You mentioned that you did not pursue a residency. Could you talk through that decision?

That’s true. Probably one of the most difficult decisions of my life. To this day, I think about that decision, and oddly enough, there isn’t a single month where I don’t have some kind of dream, whether good or nightmare, about having not applied to residency. Or, I missed my Board, or I missed my application deadline, or I did not match. Even though that’s ten years in the rearview mirror, I still have nightmares about it. I would say, equal to the medical education––and, in fact, to activate your medical education––you absolutely must do a residency. You have a 10,000 level higher understanding of medicine and everything that goes into medicine if you do a residency. It’s really the very very rare circumstances where one should not go to residency, and the decision should be so immensely tough that you truly have nightmares about it the rest of your life like I do right now.

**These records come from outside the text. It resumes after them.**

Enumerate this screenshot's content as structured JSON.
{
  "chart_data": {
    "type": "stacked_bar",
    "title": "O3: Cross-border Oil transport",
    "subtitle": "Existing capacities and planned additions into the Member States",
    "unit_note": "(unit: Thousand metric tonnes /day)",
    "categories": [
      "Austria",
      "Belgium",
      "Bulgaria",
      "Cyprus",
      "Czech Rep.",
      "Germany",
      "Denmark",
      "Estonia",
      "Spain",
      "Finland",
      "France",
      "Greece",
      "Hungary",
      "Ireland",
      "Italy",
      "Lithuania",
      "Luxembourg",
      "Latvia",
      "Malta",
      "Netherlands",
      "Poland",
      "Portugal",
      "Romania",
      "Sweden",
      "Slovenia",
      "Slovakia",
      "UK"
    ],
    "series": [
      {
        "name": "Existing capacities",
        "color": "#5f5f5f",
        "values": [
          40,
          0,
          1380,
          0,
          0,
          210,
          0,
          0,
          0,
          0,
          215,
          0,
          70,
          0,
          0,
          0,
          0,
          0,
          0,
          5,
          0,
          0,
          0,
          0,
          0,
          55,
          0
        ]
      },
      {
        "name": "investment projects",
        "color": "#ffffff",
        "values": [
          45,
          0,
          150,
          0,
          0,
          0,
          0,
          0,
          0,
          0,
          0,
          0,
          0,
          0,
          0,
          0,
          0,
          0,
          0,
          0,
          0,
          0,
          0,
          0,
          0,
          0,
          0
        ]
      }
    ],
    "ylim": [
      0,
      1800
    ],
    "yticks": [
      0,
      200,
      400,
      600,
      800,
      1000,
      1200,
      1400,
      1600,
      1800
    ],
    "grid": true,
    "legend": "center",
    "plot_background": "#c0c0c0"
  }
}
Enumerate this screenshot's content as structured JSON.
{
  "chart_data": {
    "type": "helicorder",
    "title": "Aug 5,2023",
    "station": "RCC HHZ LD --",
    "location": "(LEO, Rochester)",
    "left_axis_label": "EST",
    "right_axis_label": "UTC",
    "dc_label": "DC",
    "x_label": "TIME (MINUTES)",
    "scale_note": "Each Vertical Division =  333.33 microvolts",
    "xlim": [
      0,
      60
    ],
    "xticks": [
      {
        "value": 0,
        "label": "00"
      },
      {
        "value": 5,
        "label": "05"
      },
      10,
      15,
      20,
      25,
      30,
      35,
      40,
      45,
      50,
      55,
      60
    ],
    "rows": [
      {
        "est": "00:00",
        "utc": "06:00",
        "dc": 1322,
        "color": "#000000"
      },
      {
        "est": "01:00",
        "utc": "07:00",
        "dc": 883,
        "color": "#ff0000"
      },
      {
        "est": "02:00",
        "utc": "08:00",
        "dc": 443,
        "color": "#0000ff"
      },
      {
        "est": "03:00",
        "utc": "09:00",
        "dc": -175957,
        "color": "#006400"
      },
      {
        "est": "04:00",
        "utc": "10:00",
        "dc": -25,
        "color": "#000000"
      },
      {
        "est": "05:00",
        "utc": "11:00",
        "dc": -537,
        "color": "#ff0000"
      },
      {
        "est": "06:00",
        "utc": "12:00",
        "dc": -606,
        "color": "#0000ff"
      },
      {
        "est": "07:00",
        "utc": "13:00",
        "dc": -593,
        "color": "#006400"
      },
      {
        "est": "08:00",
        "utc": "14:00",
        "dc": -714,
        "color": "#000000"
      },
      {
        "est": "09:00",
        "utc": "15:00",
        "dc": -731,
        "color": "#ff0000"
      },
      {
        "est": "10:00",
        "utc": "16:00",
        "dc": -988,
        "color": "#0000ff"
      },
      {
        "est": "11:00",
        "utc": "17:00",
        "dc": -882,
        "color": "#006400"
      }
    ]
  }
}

I’m not saying I regret it, but I’m saying that it was a very difficult decision at the time and what I’m describing as the “extreme situation” was my case. We put a business plan together, we spoke to investors, we asked for a handsome amount of money––or what we thought at the time was a handsome amount of money, double digit million dollars––to start up the company, and somehow, enough people were fooled to invest in the company. So by then, you’re committed to the vision, you can’t bail out. But I’ll tell you, to this day, I think about that.

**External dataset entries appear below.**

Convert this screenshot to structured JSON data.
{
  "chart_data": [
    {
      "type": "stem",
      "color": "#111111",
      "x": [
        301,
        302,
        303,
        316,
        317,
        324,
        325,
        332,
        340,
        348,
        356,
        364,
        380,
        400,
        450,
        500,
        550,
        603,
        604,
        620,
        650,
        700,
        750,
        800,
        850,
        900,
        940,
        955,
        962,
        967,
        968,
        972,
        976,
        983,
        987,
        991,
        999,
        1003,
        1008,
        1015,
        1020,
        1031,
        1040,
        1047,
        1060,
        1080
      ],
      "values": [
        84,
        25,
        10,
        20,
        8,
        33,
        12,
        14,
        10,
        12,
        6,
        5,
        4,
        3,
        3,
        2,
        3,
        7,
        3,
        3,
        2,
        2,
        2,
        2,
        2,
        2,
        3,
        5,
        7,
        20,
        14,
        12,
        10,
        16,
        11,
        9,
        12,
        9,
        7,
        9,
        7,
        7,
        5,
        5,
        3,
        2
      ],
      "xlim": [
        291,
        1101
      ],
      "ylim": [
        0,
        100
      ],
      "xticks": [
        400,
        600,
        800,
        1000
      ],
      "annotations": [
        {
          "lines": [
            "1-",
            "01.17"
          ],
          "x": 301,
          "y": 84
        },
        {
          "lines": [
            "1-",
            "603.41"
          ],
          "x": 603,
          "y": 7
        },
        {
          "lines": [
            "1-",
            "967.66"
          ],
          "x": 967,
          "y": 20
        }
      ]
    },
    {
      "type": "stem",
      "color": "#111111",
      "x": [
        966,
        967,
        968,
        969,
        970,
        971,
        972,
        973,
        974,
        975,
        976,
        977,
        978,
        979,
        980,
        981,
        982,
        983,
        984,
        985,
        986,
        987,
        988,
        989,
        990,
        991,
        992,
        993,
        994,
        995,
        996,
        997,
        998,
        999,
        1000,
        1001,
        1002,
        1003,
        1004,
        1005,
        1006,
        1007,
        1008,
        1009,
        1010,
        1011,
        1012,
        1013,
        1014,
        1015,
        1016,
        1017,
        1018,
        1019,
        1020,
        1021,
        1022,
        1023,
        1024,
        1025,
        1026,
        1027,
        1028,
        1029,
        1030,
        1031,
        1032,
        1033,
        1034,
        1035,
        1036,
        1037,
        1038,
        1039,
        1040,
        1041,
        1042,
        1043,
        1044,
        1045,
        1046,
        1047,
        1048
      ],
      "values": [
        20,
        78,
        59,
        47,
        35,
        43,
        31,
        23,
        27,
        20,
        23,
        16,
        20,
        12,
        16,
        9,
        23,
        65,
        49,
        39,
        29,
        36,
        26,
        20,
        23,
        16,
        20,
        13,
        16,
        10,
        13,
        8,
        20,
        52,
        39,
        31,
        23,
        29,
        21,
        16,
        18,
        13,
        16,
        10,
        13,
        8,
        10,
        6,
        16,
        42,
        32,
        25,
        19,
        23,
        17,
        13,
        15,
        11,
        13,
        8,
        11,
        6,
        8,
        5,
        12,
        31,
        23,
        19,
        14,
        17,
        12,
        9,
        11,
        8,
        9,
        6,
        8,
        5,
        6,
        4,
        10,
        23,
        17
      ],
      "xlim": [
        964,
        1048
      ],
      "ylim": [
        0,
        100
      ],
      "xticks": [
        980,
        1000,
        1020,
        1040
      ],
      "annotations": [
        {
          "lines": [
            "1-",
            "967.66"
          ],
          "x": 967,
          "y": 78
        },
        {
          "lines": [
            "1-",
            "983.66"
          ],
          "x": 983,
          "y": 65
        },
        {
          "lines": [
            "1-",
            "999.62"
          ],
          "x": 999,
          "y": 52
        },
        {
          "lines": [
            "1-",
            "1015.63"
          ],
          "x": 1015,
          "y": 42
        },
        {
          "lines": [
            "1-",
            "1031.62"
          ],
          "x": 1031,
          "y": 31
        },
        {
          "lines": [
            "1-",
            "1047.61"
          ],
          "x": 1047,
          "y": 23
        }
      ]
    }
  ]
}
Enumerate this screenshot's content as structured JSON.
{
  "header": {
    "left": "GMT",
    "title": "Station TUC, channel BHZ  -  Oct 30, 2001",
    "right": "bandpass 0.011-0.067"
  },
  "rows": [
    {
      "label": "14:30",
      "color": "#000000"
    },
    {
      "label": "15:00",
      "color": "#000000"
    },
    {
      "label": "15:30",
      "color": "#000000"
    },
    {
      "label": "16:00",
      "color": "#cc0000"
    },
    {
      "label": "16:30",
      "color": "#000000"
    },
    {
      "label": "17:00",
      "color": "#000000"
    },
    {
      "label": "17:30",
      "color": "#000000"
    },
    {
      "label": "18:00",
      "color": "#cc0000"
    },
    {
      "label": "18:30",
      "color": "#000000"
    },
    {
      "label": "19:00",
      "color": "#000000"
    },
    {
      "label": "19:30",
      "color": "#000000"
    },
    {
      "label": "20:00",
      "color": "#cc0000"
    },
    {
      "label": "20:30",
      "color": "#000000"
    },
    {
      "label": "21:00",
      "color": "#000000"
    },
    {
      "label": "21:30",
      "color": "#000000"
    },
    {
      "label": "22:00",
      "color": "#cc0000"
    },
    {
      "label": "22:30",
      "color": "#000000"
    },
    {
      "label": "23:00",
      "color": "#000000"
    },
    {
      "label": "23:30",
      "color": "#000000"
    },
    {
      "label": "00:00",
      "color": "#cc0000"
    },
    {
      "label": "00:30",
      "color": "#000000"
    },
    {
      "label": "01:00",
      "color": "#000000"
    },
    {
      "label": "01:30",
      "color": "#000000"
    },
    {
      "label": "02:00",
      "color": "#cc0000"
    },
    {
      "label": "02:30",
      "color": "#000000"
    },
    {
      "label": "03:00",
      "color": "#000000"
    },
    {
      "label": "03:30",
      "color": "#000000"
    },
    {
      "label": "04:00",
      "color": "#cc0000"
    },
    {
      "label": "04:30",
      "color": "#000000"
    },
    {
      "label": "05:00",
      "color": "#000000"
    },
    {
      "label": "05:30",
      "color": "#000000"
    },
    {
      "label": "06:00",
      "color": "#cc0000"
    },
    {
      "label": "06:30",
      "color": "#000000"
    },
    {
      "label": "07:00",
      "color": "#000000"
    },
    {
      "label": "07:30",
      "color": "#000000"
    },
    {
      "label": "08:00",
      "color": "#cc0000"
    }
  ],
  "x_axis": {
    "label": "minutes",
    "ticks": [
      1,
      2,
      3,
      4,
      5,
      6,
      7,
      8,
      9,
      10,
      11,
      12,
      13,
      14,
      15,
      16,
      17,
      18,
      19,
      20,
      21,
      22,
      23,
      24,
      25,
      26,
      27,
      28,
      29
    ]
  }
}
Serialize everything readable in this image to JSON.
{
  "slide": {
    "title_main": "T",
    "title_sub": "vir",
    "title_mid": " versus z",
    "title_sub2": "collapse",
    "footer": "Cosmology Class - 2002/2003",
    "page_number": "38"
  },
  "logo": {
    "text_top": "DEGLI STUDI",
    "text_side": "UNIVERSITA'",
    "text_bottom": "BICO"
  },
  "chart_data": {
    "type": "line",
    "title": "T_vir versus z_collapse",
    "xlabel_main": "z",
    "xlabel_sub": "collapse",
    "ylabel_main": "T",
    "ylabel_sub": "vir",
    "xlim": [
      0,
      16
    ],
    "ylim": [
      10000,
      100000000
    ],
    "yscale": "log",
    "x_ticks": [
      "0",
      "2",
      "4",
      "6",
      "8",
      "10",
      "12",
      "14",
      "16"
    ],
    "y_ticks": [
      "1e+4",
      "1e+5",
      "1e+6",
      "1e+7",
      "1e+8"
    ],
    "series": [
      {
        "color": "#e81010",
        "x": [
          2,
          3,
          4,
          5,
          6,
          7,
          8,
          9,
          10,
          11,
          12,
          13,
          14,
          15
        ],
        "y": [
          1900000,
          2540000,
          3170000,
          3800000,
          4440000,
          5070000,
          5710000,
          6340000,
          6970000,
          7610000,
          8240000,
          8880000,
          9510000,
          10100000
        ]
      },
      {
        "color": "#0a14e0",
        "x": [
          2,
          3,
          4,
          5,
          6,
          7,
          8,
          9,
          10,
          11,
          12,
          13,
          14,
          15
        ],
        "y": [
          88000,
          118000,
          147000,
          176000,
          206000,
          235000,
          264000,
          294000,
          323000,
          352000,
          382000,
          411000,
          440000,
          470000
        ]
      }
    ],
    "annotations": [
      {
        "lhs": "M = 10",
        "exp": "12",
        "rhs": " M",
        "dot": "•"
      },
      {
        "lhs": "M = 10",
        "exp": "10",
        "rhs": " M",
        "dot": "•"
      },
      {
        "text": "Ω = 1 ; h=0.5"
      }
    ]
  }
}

To anyone that reads this, I cannot recommend, insist, advise highly enough on doing your residency. You just understand the world of medicine so much differently.

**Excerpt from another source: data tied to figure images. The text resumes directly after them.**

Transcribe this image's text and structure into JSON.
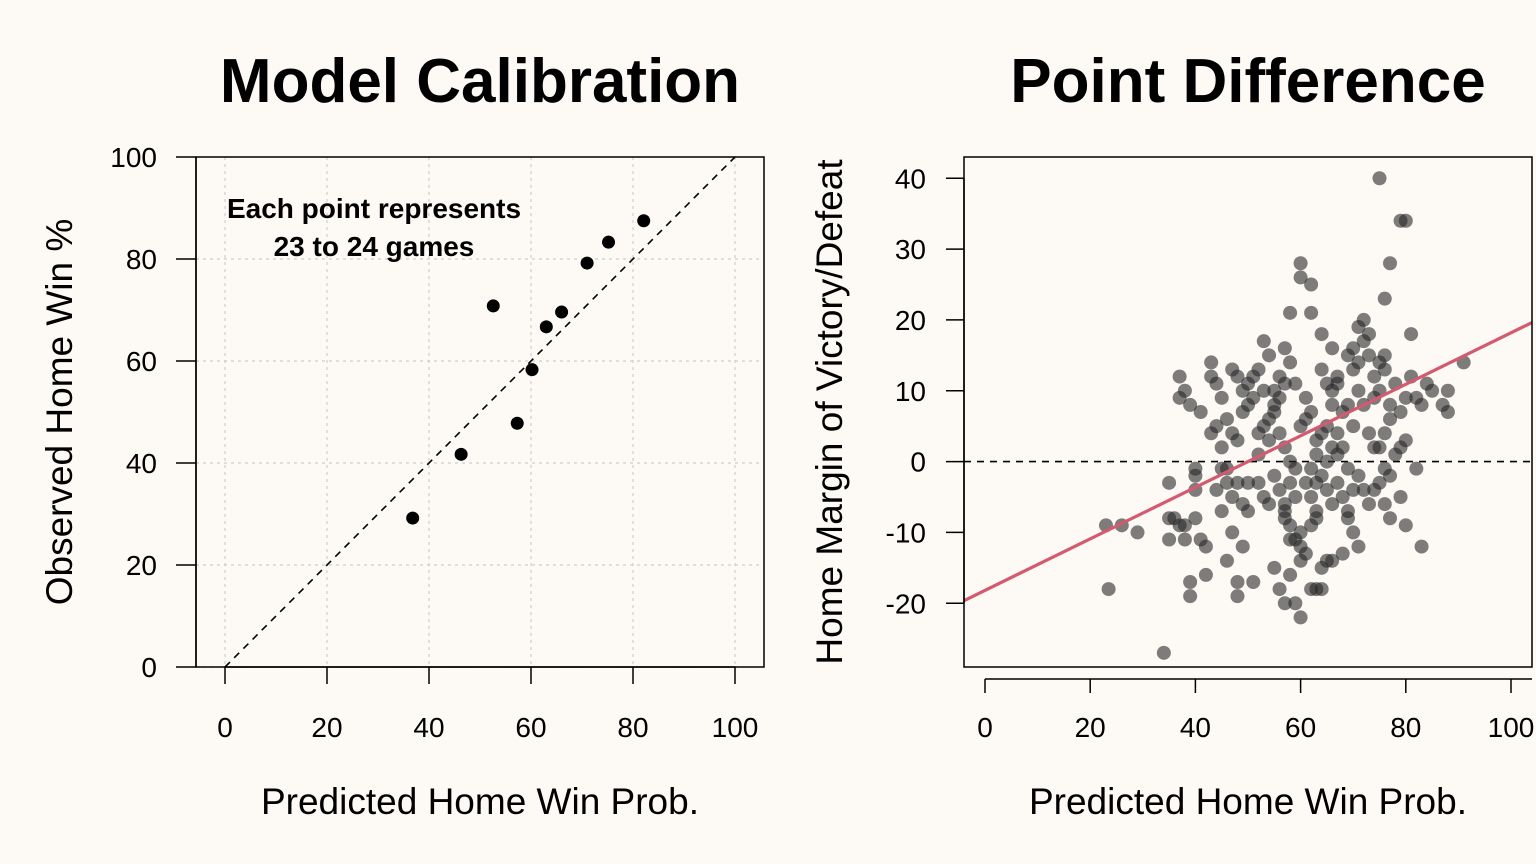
{
  "chart_data": [
    {
      "type": "scatter",
      "title": "Model Calibration",
      "xlabel": "Predicted Home Win Prob.",
      "ylabel": "Observed Home Win %",
      "xlim": [
        0,
        100
      ],
      "ylim": [
        0,
        100
      ],
      "xticks": [
        "0",
        "20",
        "40",
        "60",
        "80",
        "100"
      ],
      "yticks": [
        "0",
        "20",
        "40",
        "60",
        "80",
        "100"
      ],
      "grid": true,
      "reference_line": {
        "style": "dashed",
        "slope": 1,
        "intercept": 0
      },
      "annotation": [
        "Each point represents",
        "23 to 24 games"
      ],
      "point_color": "#000000",
      "x": [
        36.8,
        46.3,
        52.6,
        57.3,
        60.2,
        63.0,
        66.0,
        71.0,
        75.2,
        82.1
      ],
      "y": [
        29.2,
        41.7,
        70.8,
        47.8,
        58.3,
        66.7,
        69.6,
        79.2,
        83.3,
        87.5
      ]
    },
    {
      "type": "scatter",
      "title": "Point Difference",
      "xlabel": "Predicted Home Win Prob.",
      "ylabel": "Home Margin of Victory/Defeat",
      "xlim": [
        0,
        100
      ],
      "ylim": [
        -29,
        43
      ],
      "xticks": [
        "0",
        "20",
        "40",
        "60",
        "80",
        "100"
      ],
      "yticks": [
        "-20",
        "-10",
        "0",
        "10",
        "20",
        "30",
        "40"
      ],
      "grid": false,
      "reference_line": {
        "style": "dashed",
        "slope": 0,
        "intercept": 0
      },
      "fit_line": {
        "slope": 0.3636,
        "intercept": -18.18,
        "color": "#d45a6f"
      },
      "point_color": "rgba(40,40,40,0.6)",
      "points": [
        [
          34,
          -27
        ],
        [
          23.5,
          -18
        ],
        [
          23,
          -9
        ],
        [
          26,
          -9
        ],
        [
          29,
          -10
        ],
        [
          35,
          -3
        ],
        [
          35,
          -8
        ],
        [
          36,
          -8
        ],
        [
          35,
          -11
        ],
        [
          37,
          -9
        ],
        [
          38,
          -9
        ],
        [
          38,
          -11
        ],
        [
          39,
          -17
        ],
        [
          39,
          -19
        ],
        [
          40,
          -2
        ],
        [
          40,
          -8
        ],
        [
          41,
          -11
        ],
        [
          42,
          -16
        ],
        [
          44,
          -4
        ],
        [
          45,
          -1
        ],
        [
          45,
          -7
        ],
        [
          46,
          -14
        ],
        [
          48,
          -17
        ],
        [
          47,
          -10
        ],
        [
          47,
          -5
        ],
        [
          48,
          -3
        ],
        [
          48,
          -19
        ],
        [
          49,
          -6
        ],
        [
          50,
          -3
        ],
        [
          51,
          -17
        ],
        [
          50,
          -7
        ],
        [
          49,
          -12
        ],
        [
          37,
          12
        ],
        [
          37,
          9
        ],
        [
          38,
          10
        ],
        [
          39,
          8
        ],
        [
          40,
          -1
        ],
        [
          40,
          -4
        ],
        [
          41,
          7
        ],
        [
          42,
          -12
        ],
        [
          43,
          14
        ],
        [
          43,
          12
        ],
        [
          44,
          11
        ],
        [
          45,
          9
        ],
        [
          46,
          6
        ],
        [
          47,
          4
        ],
        [
          48,
          3
        ],
        [
          46,
          -1
        ],
        [
          49,
          7
        ],
        [
          50,
          8
        ],
        [
          51,
          12
        ],
        [
          52,
          1
        ],
        [
          52,
          -3
        ],
        [
          53,
          -5
        ],
        [
          54,
          -6
        ],
        [
          53,
          17
        ],
        [
          54,
          15
        ],
        [
          55,
          10
        ],
        [
          56,
          12
        ],
        [
          57,
          11
        ],
        [
          55,
          7
        ],
        [
          56,
          4
        ],
        [
          57,
          2
        ],
        [
          58,
          0
        ],
        [
          59,
          -1
        ],
        [
          55,
          -2
        ],
        [
          57,
          -8
        ],
        [
          58,
          -9
        ],
        [
          59,
          -11
        ],
        [
          60,
          -12
        ],
        [
          61,
          -13
        ],
        [
          60,
          -10
        ],
        [
          62,
          -9
        ],
        [
          63,
          -8
        ],
        [
          57,
          -20
        ],
        [
          59,
          -20
        ],
        [
          62,
          -18
        ],
        [
          63,
          -18
        ],
        [
          64,
          -18
        ],
        [
          60,
          -14
        ],
        [
          64,
          -15
        ],
        [
          65,
          -14
        ],
        [
          66,
          -14
        ],
        [
          58,
          -16
        ],
        [
          60,
          28
        ],
        [
          60,
          26
        ],
        [
          62,
          25
        ],
        [
          58,
          21
        ],
        [
          62,
          21
        ],
        [
          64,
          18
        ],
        [
          66,
          16
        ],
        [
          67,
          11
        ],
        [
          64,
          13
        ],
        [
          65,
          11
        ],
        [
          66,
          10
        ],
        [
          68,
          7
        ],
        [
          69,
          8
        ],
        [
          67,
          4
        ],
        [
          70,
          5
        ],
        [
          68,
          2
        ],
        [
          69,
          -1
        ],
        [
          71,
          -2
        ],
        [
          72,
          -4
        ],
        [
          73,
          -6
        ],
        [
          70,
          13
        ],
        [
          71,
          14
        ],
        [
          72,
          17
        ],
        [
          71,
          19
        ],
        [
          72,
          20
        ],
        [
          73,
          18
        ],
        [
          73,
          15
        ],
        [
          74,
          12
        ],
        [
          75,
          14
        ],
        [
          74,
          9
        ],
        [
          76,
          15
        ],
        [
          76,
          13
        ],
        [
          75,
          10
        ],
        [
          77,
          8
        ],
        [
          77,
          6
        ],
        [
          76,
          4
        ],
        [
          75,
          2
        ],
        [
          75,
          -3
        ],
        [
          74,
          -4
        ],
        [
          76,
          -6
        ],
        [
          77,
          -2
        ],
        [
          78,
          1
        ],
        [
          79,
          -5
        ],
        [
          75,
          40
        ],
        [
          76,
          23
        ],
        [
          77,
          28
        ],
        [
          79,
          34
        ],
        [
          80,
          34
        ],
        [
          81,
          18
        ],
        [
          79,
          2
        ],
        [
          80,
          9
        ],
        [
          81,
          12
        ],
        [
          82,
          9
        ],
        [
          83,
          8
        ],
        [
          84,
          11
        ],
        [
          85,
          10
        ],
        [
          88,
          10
        ],
        [
          87,
          8
        ],
        [
          88,
          7
        ],
        [
          91,
          14
        ],
        [
          80,
          -9
        ],
        [
          83,
          -12
        ],
        [
          80,
          3
        ],
        [
          60,
          5
        ],
        [
          61,
          6
        ],
        [
          62,
          7
        ],
        [
          63,
          3
        ],
        [
          64,
          4
        ],
        [
          65,
          5
        ],
        [
          63,
          1
        ],
        [
          64,
          -2
        ],
        [
          65,
          -4
        ],
        [
          66,
          -6
        ],
        [
          67,
          -3
        ],
        [
          68,
          -5
        ],
        [
          69,
          -8
        ],
        [
          70,
          -10
        ],
        [
          71,
          -12
        ],
        [
          68,
          -13
        ],
        [
          69,
          -7
        ],
        [
          70,
          -4
        ],
        [
          61,
          -3
        ],
        [
          62,
          -5
        ],
        [
          63,
          -7
        ],
        [
          56,
          -4
        ],
        [
          57,
          -6
        ],
        [
          58,
          -3
        ],
        [
          59,
          -5
        ],
        [
          53,
          5
        ],
        [
          54,
          3
        ],
        [
          55,
          8
        ],
        [
          56,
          9
        ],
        [
          50,
          11
        ],
        [
          51,
          9
        ],
        [
          52,
          13
        ],
        [
          49,
          10
        ],
        [
          48,
          12
        ],
        [
          47,
          13
        ],
        [
          44,
          5
        ],
        [
          43,
          4
        ],
        [
          45,
          2
        ],
        [
          46,
          -3
        ],
        [
          52,
          4
        ],
        [
          53,
          10
        ],
        [
          54,
          6
        ],
        [
          57,
          16
        ],
        [
          58,
          14
        ],
        [
          59,
          11
        ],
        [
          61,
          9
        ],
        [
          66,
          8
        ],
        [
          67,
          12
        ],
        [
          69,
          15
        ],
        [
          70,
          16
        ],
        [
          71,
          10
        ],
        [
          72,
          8
        ],
        [
          73,
          4
        ],
        [
          74,
          2
        ],
        [
          78,
          11
        ],
        [
          79,
          7
        ],
        [
          60,
          -22
        ],
        [
          55,
          -15
        ],
        [
          56,
          -18
        ],
        [
          57,
          -7
        ],
        [
          58,
          -11
        ],
        [
          62,
          -1
        ],
        [
          63,
          -3
        ],
        [
          65,
          0
        ],
        [
          66,
          2
        ],
        [
          67,
          1
        ],
        [
          76,
          -1
        ],
        [
          77,
          -8
        ],
        [
          82,
          -1
        ]
      ]
    }
  ]
}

So besides that, do you have any other general advice for future medical professionals?

There are many ways to answer that question. I hate to be the person that gives those deep philosophical answers, right? So to keep it practical, there is nothing more important than actually doing work everyday versus thinking that something is going to happen in a single second that is going to open all the doors for you. What you find out in life is that showing up everyday in the path that you want to go to ultimately opens all the doors for you. And you just never know which step, or during which day, that door opened. So you actually have to be there everyday. So you really have to show up everyday.

Now, something more concrete to medicine, I would say everybody should somehow engage in entrepreneurial activities. The world of medicine, the world of business, the world of professional work is changing whether you're an engineer, a pharmacist, a doctor - even 10 years ago, all of those fields were different than today. And to think that you are going to go to any of those professional schools, and practice like people who went to school as recently as 1995, and 2000, and 2005 is just sure fallacy. That’s just not going to happen. So you need to have additional skills, not just to survive, but to lead and to have an impact and to get the satisfaction and sub-satisfaction that most of the very highly respected people that are in medicine usually seek. You need more than what's traditional and from my perspective, all of the people that I know and respect have some sort of entrepreneurial spirit, even if they go into academic medicine. If you think of some of the physicians at MGH that go and start non-profit organizations and certain treatment clinics in Haiti and other countries, that's very entrepreneurial. There are so many more avenues open today than the traditional medical pathway.

Thank you so much for taking the time to speak with us this morning.